Guikas está sentado tras su escritorio, mirando la pantalla de su ordenador. Desde que solicitó un ordenador, se pasa el día contemplando embobado la pantalla. Al principio hizo algún esfuerzo por usar el teclado, pero con resultados tan desastrosos que tuvo que llamar a Kula para que arreglara el lío que había montado. Ella deshizo el entuerto, le instaló un bonito paisaje como fondo de escritorio y desde entonces Guikas se ha convertido en amante de la naturaleza. Yo no soy menos inútil que él, lo confieso, pero al menos no he solicitado un ordenador ni me dedico a admirar panoramas.

—¿En qué ha quedado la historia de esas cuatro mujeres? —inquiere.

—Un suicidio colectivo, sin lugar a dudas —respondo y procedo a darle detalles del caso.

Tras unos segundos de silencio, comenta:

—No me malinterpretes, pero ojalá la cosa se quede en esas cuatro ancianas.

—¿Por qué lo dice?

—Porque, a este paso, pronto empezarán a suicidarse también los jóvenes —sentencia.

De hecho, no hace más que corroborar el pronóstico de Vlasópulos de que vendrán días peores. Como ya no puedo soportar tanto pesimismo, me levanto, dispuesto a abandonar el despacho.

—No te vayas —me detiene—. Quería decirte algo más.

Mientras vuelvo a sentarme, me pregunto de qué puede tratarse, con esta calma chicha que reina en Jefatura. Imagino que quiere encargarme algún trabajillo, algo personal, pero sus palabras hacen saltar mi suposición por los aires.

—Se acercan las promociones —anuncia—. He pensado proponerte como subdirector de Seguridad. —Y añade—: Creo que puedo colarlo.

Cuando mi sorpresa inicial se disipa, lo cual sucede rápidamente, no se me ocurre nada que decir. ¿Qué contesta uno en estos casos? ¿«Gracias por haber pensado en mí», «Su confianza me honra»? Dado que las frases como ésas me parecen vacuas, opto por dejar que mi incomodidad hable por mí. Por lo menos, así soy sincero.

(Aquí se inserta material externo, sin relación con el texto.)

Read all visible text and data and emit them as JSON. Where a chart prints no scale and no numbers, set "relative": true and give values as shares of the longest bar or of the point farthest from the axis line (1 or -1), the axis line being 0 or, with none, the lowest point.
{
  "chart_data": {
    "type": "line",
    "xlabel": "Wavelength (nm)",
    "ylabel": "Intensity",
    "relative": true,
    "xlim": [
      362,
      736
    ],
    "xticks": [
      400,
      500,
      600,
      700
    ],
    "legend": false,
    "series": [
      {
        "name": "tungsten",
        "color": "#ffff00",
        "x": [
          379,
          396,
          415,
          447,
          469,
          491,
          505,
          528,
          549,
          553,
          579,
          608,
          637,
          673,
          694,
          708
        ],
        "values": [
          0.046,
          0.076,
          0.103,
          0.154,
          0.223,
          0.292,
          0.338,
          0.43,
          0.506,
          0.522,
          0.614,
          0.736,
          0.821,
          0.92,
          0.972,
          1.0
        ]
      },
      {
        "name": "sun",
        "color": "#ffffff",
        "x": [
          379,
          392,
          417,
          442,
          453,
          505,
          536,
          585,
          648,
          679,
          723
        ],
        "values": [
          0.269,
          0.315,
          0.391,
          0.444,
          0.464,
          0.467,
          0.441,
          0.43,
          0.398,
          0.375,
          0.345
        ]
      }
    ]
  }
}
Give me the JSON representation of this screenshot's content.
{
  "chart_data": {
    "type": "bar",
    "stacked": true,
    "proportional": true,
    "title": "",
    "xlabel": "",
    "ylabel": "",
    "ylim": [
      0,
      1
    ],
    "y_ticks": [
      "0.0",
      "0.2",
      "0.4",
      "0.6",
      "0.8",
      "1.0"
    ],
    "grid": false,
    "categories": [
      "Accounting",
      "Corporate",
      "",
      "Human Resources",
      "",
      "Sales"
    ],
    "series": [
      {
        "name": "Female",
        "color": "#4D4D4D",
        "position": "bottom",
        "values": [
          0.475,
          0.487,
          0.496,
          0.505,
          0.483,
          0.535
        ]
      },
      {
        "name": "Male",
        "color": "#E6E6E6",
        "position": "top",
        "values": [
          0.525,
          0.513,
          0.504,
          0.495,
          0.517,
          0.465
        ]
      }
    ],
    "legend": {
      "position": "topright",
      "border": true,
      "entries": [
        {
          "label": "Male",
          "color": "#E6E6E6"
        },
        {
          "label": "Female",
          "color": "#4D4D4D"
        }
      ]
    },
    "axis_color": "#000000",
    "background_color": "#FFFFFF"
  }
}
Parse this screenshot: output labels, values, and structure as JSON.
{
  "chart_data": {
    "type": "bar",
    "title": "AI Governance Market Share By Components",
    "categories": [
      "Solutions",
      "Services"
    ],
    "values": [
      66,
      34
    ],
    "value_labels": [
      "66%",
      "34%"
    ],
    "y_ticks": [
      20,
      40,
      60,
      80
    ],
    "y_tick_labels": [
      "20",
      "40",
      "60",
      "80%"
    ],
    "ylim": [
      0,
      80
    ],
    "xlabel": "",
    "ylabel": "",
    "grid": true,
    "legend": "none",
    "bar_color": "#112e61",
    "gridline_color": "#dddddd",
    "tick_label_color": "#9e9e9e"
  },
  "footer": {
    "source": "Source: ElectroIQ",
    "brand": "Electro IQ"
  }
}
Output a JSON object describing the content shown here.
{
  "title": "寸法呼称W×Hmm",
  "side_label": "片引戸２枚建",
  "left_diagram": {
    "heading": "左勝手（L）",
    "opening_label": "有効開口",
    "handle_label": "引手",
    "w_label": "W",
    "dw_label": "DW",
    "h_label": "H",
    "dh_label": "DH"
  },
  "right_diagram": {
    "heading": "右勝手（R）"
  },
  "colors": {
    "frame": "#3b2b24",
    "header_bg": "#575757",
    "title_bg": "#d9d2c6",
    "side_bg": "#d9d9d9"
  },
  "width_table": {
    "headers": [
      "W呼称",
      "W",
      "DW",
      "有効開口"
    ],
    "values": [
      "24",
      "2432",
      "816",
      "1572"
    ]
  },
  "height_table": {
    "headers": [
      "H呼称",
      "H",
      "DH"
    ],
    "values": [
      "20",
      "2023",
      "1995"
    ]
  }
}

—En teoría, no debería decirte nada —continúa—. Pero lo hago por dos razones. En primer lugar, porque creo que lo mereces, tienes las aptitudes necesarias para ello. Eres un policía experimentado y has demostrado tu capacidad en situaciones difíciles.

—Muchas gracias —mascullo entre dientes.

—Aunque no sé si lo mereces por… tu carácter.

—¿Qué quiere decir? —Una de cal y otra de arena, Guikas nunca cambiará.

—Siempre haces lo que te da la gana, sin pensar en quién pagará los platos rotos. Kostas, los que suben en el escalafón son felinos, y tú, en cambio, eres como un elefante en una cristalería. Y ahora, definitivamente, se han acabado las bromas. No sólo está en juego tu prestigio, sino también el de otros. Debes mostrar un comportamiento ejemplar hasta que terminen las evaluaciones. Así que, ya sabes, ni una jugarreta. A la mínima, tú perderás esta gran oportunidad y yo quedaré en evidencia. ¿Lo has entendido bien?

—Lo he entendido y se lo agradezco.

—Si quieres mostrarme agradecimiento, haz lo que te digo.

Lo primero que me pregunto es si me gustará sentarme en un despacho lidiando con informes y documentos. Porque, ¿para qué nos vamos a engañar?, el nuevo puesto, si lo consigo, es de oficina. Pero después pienso en el aumento de sueldo que conllevaría y aparto mentalmente mis reticencias ante la burocracia. Al menos me resarciría de los recortes del año pasado. Mientras la gente renuncie a matar, es imposible que haga de las mías, como dice Guikas. Y cuando ya entro en el ascensor, camino de mi despacho, me digo que, mira por dónde, la desdicha de no tener casos de los que ocuparme podría trocarse en dicha.